Cline didn’t just have the vocal and interpretive chops to compete in the Darwinian realm of pop music; she had the vocal chops to dominate pop. She was no mere singer; she was a crooner who knew how to make sweet love to a microphone and tenderly massage a lyric. “Walkin’ After Midnight,” “I Fall To Pieces,” and “Crazy” dominated both the pop and country charts. With that in mind, Bradley set out to capture the pop market with Sentimentally Yours. The album begins with “She’s Got You,” a haunting ballad of love lost. “Heartaches,” a rendition of a popular standard published in 1931, gives heartbreak a cha-cha-cha rhythm and continental swing. Cline proves equally adept covering Hank Williams (“Your Cheatin’ Heart” and “I Can’t Help It (If I’m Still in Love With You),” as well as “Half As Much,” which was originally recorded by Williams) and standards like “That’s My Desire” and “You Made Me Love You (I Didn’t Want to Do It).” Though it doesn’t appear on Sentimentally Yours, Cline also recorded a transcendent version of “Lovesick Blues” that, at the risk of being heretical, I prefer to the original.

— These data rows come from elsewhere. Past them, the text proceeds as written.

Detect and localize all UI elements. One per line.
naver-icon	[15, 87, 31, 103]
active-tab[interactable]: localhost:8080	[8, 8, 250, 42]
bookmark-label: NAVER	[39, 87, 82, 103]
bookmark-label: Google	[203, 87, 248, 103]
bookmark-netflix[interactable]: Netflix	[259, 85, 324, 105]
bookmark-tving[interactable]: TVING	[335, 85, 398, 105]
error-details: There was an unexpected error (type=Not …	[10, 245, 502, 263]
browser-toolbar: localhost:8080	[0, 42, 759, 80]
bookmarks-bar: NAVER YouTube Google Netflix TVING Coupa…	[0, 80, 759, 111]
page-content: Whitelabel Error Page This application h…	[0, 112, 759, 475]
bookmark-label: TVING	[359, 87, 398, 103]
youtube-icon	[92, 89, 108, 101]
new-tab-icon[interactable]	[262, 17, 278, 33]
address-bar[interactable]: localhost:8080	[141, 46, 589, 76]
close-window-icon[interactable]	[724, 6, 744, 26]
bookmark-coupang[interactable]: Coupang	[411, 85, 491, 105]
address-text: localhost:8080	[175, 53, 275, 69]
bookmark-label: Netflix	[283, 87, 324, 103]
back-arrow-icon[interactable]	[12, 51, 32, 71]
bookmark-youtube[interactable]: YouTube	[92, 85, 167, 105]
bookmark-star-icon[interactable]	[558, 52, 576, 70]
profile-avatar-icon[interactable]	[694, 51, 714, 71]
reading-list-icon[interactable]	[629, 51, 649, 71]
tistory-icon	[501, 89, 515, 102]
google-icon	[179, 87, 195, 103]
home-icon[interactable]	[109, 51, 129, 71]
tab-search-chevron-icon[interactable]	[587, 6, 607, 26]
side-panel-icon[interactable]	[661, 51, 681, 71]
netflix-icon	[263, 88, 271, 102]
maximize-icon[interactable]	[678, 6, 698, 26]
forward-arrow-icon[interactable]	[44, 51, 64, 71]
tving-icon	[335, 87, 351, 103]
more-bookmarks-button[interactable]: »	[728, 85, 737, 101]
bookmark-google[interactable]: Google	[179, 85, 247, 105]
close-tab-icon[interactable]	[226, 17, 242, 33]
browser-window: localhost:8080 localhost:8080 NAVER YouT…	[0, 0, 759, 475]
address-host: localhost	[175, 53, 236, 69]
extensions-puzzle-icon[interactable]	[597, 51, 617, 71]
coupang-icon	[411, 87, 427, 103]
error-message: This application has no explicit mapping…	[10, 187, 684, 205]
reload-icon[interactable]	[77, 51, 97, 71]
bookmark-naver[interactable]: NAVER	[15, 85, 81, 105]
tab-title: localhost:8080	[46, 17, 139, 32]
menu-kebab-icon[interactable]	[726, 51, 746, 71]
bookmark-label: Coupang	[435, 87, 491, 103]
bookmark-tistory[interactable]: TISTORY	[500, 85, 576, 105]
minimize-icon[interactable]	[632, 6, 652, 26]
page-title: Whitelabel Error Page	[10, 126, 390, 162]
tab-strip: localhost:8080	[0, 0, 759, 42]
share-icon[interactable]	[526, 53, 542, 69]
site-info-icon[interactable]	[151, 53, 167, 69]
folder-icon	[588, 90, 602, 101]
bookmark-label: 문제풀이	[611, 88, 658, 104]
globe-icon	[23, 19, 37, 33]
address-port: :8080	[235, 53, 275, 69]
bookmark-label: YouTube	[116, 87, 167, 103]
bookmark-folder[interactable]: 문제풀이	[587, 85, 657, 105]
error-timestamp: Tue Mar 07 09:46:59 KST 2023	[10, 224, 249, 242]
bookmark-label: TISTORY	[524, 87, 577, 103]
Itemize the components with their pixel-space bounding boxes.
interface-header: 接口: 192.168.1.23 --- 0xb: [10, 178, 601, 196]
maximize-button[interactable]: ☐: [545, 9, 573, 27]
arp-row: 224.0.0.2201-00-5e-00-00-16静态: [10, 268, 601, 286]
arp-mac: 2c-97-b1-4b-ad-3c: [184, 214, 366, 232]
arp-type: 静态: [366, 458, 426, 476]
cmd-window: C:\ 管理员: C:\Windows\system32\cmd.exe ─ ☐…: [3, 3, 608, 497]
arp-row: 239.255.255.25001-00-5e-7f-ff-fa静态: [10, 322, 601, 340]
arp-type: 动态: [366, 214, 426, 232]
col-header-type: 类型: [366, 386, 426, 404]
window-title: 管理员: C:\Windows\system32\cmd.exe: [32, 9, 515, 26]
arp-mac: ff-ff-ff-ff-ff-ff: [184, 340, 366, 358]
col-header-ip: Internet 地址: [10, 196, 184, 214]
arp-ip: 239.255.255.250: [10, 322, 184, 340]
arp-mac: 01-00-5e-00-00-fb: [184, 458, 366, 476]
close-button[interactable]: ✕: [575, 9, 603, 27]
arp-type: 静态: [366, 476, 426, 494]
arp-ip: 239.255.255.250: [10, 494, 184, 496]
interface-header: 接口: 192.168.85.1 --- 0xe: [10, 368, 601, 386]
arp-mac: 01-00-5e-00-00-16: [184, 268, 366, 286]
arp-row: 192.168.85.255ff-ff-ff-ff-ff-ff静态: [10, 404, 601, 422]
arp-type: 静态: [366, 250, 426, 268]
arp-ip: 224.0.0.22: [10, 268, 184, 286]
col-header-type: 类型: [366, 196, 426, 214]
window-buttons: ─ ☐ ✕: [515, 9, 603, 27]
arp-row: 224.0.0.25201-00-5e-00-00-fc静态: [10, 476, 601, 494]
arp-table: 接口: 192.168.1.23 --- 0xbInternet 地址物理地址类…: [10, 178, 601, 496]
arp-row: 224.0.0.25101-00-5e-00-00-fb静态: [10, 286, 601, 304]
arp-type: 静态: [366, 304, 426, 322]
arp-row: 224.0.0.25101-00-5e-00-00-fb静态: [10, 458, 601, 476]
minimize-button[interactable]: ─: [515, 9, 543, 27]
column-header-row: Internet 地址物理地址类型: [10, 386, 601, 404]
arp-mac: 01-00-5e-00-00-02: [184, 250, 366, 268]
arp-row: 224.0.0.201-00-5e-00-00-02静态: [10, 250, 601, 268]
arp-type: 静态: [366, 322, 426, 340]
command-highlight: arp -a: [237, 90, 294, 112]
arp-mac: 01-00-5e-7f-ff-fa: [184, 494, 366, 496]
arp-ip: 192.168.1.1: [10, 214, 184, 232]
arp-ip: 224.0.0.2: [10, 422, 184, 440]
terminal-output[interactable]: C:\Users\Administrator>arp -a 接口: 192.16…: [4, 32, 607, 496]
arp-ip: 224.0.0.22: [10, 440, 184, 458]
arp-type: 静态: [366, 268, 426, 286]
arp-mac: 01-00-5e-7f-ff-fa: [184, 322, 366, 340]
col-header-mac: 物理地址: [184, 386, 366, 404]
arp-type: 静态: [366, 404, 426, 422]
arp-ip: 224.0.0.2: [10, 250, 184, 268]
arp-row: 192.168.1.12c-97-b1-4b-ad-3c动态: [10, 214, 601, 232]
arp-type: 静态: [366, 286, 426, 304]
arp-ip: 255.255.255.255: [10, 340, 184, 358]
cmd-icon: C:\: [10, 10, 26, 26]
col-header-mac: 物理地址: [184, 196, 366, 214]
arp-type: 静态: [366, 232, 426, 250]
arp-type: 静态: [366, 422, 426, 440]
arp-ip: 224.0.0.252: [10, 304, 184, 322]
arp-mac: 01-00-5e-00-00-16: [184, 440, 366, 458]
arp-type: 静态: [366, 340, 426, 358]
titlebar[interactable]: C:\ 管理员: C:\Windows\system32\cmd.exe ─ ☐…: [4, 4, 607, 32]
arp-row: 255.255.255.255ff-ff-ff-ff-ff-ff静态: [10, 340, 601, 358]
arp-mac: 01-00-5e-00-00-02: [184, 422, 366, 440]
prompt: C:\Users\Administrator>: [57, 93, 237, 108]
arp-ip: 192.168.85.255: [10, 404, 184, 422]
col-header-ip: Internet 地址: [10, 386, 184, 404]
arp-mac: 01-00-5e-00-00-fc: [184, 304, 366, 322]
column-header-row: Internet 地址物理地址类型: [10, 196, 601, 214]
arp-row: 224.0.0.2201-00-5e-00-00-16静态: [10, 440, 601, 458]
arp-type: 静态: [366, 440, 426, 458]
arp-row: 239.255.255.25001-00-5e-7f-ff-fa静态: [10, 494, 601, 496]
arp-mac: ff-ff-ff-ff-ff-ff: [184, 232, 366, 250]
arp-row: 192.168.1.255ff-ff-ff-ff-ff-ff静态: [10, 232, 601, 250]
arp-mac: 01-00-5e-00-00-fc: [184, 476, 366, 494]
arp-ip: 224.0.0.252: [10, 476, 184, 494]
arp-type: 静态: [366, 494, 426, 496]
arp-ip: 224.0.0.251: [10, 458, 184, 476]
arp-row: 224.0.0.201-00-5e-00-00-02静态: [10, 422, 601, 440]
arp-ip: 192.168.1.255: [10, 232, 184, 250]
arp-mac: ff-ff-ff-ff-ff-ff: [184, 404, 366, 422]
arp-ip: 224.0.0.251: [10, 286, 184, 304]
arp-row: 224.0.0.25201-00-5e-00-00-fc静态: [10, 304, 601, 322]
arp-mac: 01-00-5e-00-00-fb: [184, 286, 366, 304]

Sentimentally Yours offers a vivid snapshot of both where Cline was at the time of its recording and where she was headed. Alas, Cline’s time was running out. After surviving two car accidents that left her keenly attuned to her own mortality, Cline died in a plane crash less than a year after Sentimentally Yours’ release.
Cline was by all accounts a wonderful human being in addition to being a great artist: She was renowned for her friendliness, generosity, good humor, and loyalty. Yet dying young proved essential to the singer’s ever-growing cult and legend. God only knows what Cline would have done if she were still alive today. Would she be covering Cole Porter or Roger Miller? Would she mentor obsessive fan k.d. lang (whose back-up band was called The Re-Clines in homage to her favorite singer) the way she did Loretta Lynn? Would she collaborate with outlaws and renegades, like Lynn did with Jack White on Van Lear Rose, or would she have devoted her life to Christianity and turned her back on secular music?
We will never know. Cline remains frozen in time, stuck forever in a singularly intriguing, important moment of her life and career. In 1973 she became the first woman inducted into the Country Hall Of Fame. Glamour girls like Beverley D’Angelo (in Coal Miner’s Daughter) and Jessica Lange (in the 1985 biopic Sweet Dreams) have played her onscreen. The hits didn’t stop coming after her death; since 1963, nine of her posthumous singles have hit the country charts, most notably “Sweet Dreams,” which hit No. 5.
Cline made such a profound impact on Nashville that when it comes to the tangled, complicated, and tragic history of women in country, it makes sense to divide the 20th century into two discreet eras: pre-Cline and post-Cline. Dying a premature death made her a martyr and a legend, but it didn’t make her a star; her undeniable voice and indomitable personality did.